The repetition in ‘Hell / held’ is brilliantly done, an awkward brief tug and catch over the line break. And then ‘Let go’. What does it mean? A hopeful interpretation would be that the hellish brain can finally release its obsessive grip. But it doesn’t feel like that to me. In the context of High Sierra and Henry’s own associations, it feels like a welcomed death for an exhausted man. So long.
This week’s song: I was thinking of Kate Bush’s wonderful ‘There Goes a Tenner’, about a heist gone wrong, because of these lines:
Both my partners
Act like actors
You are Bogart
He is George Raft
That leaves Cagney and me
but have gone instead for Spear of Destiny’s ‘Never Take Me Alive’. Enjoy.

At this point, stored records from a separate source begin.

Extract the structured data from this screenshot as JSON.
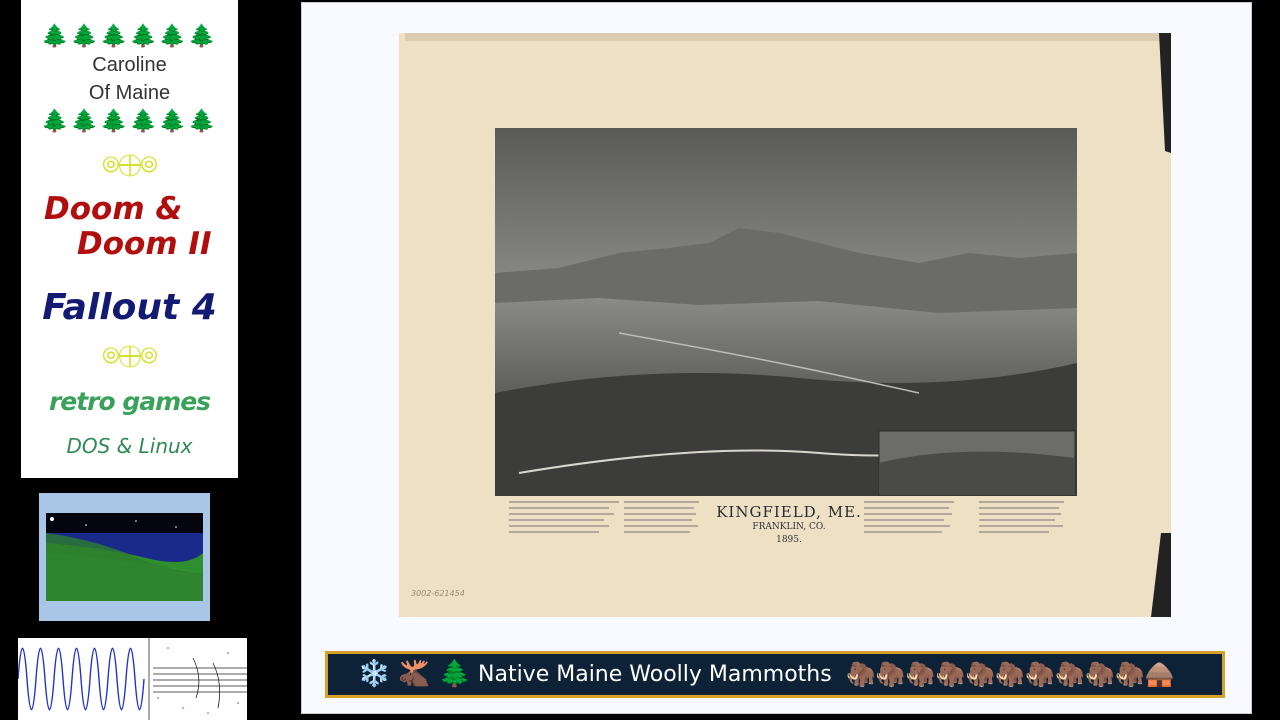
{
  "sidebar": {
    "trees_top": "🌲🌲🌲🌲🌲🌲",
    "name_line1": "Caroline",
    "name_line2": "Of Maine",
    "trees_bottom": "🌲🌲🌲🌲🌲🌲",
    "rings": "⦾⨁⦾",
    "doom_line1": "Doom &",
    "doom_line2": "Doom II",
    "fallout": "Fallout 4",
    "retro": "retro games",
    "dos_linux": "DOS & Linux"
  },
  "map": {
    "title": "KINGFIELD, ME.",
    "subtitle": "FRANKLIN, CO.",
    "year": "1895.",
    "archive_id": "3002-621454"
  },
  "banner": {
    "left_icons": "❄️🫎🌲",
    "text": "Native Maine Woolly Mammoths",
    "right_icons": "🦣🦣🦣🦣🦣🦣🦣🦣🦣🦣🛖"
  },
  "colors": {
    "doom": "#b10e0e",
    "fallout": "#121a72",
    "retro": "#3aa15a",
    "banner_bg": "#0d2236",
    "banner_border": "#d4a22a"
  }
}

Thanks, Robert, for so generously sharing your piercing insights into the work of Berryman which has haunted me like a song without really knowing why. This week's was a cracker. So noir it hangs you upside down. Your musical choices are a further treat. Didn't know the bleak Spear of Destiny but the revolver I reached for was Don't Take Me Alive. The menacing squeal of the guitar, the opening lines of both verses, together with Donald Fagen's grimacing vocals: rock noir.